The first three vibrational energy levels n are $0,1,\text{ and }2$. Substitute these values in the equation given below to evaluate the vibrational energy for the first three levels

For $n=0$:

$\begin{array}{c}{\left(E_{vib}\right)}_1=\left(n+\frac{1}{2}\right)\text{h}v\\ =\left(0+\frac{1}{2}\right)\text{h}v\\ =\frac{1}{2}\text{h}v\end{array}$

For $n=1$:

$\begin{array}{c}{\left(E_{vib}\right)}_2=\left(1+\frac{1}{2}\right)\text{h}v\\ =\frac{3}{2}\text{h}v\end{array}$

For $n=2$:

$\begin{array}{c}{\left(E_{vib}\right)}_3=\left(2+\frac{1}{2}\right)\text{h}v\\ =\frac{5}{2}\text{h}v\end{array}$

The vibrational energy for the first three energy levels is $\frac{1}{2}\text{h}v$, $\frac{3}{2}\text{h}v$, and $\frac{5}{2}\text{h}v$, respectively. A sketch mentioned below shows the first three vibrational energy levels:

b) The vibrational energy required to excite HCl molecule from ground state to first exited state.

The vibrational energy for the ground state and first excited state are as follows:

$\begin{array}{l}{\left(E_{vib}\right)}_1=\frac{1}{2}\text{h}v\\ {\left(E_{vib}\right)}_2=\frac{3}{2}\text{h}v\end{array}$

For the transition from ground state $\left(n=0\right)$ to first excited state $\left(n=1\right)$, the required transition energy can be can be evaluated as follows:

$\begin{array}{c}\Delta E={\left(E_{vib}\right)}_2-{\left(E_{vib}\right)}_1\\ =\frac{3}{2}\text{h}v-\frac{1}{2}\text{h}v\\ =\text{h}v\end{array}$

Now, substitute the value $6.63\times {10}^{-34}\text{ J}\cdot \text{s}$ for $\text{h}$

and $8.66\times {10}^{13}{\text{ s}}^{-1}$ for $\nu$

in the above equation

$\begin{array}{c}\Delta E=\text{h}v\\ =\left(6.63\times {10}^{-34}\text{ J}\cdot \text{s}\right)\left(8.66\times {10}^{13}{\text{ s}}^{-1}\right)\\ =5.74\times {10}^{-20}\text{ J}\end{array}$.

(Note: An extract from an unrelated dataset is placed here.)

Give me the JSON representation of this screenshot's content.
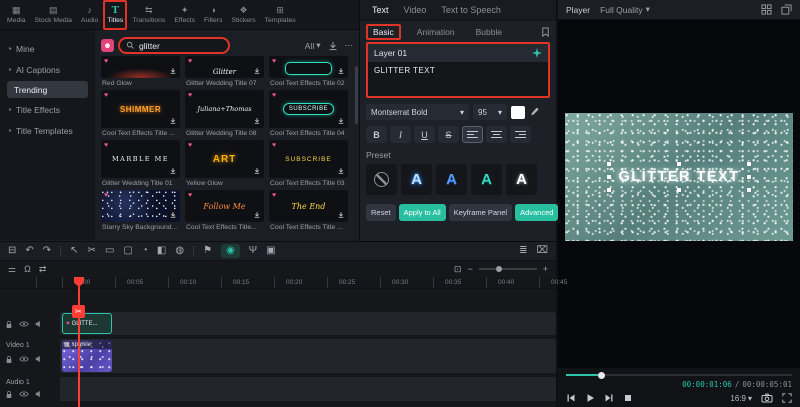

c) Justify the prediction “that the lowest vibrational energy in the ground state is not zero, but it is equivalent to $\frac{1}{2}\text{h}v$.”

Consider the diatomic molecule $\text{X}-\text{Y}$ and the distance between them be $x$. If the molecule’s vibrational energy is removed, then the atoms would become stationary with respect to one another and hence, the momentum becomes zero with no uncertainty, that is, $\Delta p$ is zero.

As the two atoms are bonded to each other, the uncertainty in position, that is, $\Delta x$ is finite.

Thus,

$\begin{array}{l}\Delta x\cdot \Delta p=\frac{\text{h}}{4\pi }\\ \Delta x\cdot 0<\frac{\text{h}}{4\pi }\\ \text{0}<\frac{\text{h}}{4\pi }\end{array}$

So, this is disallowed by the Heisenberg uncertainty principle.